Personal information
- Date of birth: 22 January 1953 (age 73)
- Place of birth: Wegeleben, East Germany
- Height: 1.74 m (5 ft 9 in)
- Position: Midfielder

Youth career
- 1961–1967: Aufbau-Traktor Wegeleben
- 1967–1970: 1. FC Magdeburg

Senior career*
- Years: Team / Apps / (Gls)
- 1970–1985: 1. FC Magdeburg / 301 / (82)

International career
- 1972–1983: East Germany / 53 / (3)

Managerial career
- 1992–1993: 1. FC Magdeburg

Medal record
Representing East Germany
Men's Football
| Bronze medal – third place | 1972 Munich | Team competition |

= Jürgen Pommerenke =

German footballer

Jürgen Pommerenke (born 22 January 1953) is a German former professional footballer who played as a midfielder.

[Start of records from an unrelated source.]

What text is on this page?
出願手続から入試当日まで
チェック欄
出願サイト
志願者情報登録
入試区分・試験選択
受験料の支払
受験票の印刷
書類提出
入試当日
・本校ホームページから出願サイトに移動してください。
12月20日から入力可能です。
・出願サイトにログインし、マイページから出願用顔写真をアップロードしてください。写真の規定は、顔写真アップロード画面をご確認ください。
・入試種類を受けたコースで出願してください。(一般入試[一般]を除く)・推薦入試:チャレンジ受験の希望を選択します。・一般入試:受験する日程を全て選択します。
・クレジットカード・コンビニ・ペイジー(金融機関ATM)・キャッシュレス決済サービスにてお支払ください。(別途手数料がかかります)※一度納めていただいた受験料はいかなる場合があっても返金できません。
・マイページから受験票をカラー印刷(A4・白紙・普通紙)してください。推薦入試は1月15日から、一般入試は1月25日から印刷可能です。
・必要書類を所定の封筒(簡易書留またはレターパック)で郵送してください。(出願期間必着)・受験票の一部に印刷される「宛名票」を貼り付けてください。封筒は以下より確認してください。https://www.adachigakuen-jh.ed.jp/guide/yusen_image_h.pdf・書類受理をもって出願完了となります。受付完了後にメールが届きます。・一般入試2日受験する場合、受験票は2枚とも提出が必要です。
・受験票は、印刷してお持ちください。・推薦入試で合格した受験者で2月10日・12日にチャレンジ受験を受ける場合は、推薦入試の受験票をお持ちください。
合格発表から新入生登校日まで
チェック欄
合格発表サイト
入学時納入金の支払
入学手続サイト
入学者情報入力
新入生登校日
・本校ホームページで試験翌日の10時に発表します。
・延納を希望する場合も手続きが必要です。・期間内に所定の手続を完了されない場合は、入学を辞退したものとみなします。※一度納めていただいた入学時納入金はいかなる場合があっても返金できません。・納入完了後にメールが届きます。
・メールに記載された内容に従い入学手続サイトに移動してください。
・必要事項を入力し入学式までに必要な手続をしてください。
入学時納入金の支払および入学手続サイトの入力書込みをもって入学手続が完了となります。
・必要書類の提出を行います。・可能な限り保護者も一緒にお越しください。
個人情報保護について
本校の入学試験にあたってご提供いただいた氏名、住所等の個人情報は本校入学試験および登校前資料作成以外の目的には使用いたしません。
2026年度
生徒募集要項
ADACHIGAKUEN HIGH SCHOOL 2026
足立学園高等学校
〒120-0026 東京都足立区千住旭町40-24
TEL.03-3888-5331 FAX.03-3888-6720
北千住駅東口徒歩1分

Pommerenke played his entire professional career for 1. FC Magdeburg, though he began his career as a youngster with BSG Traktor Wegeleben.

At international level he received 53 caps for the East Germany national team, scoring three goals, and was a participant at the 1974 FIFA World Cup. He earned an additional four caps for East Germany playing in the 1972 Summer Olympics, where he won a bronze medal.

In 1975, he won the award for the GDR Footballer of the Year.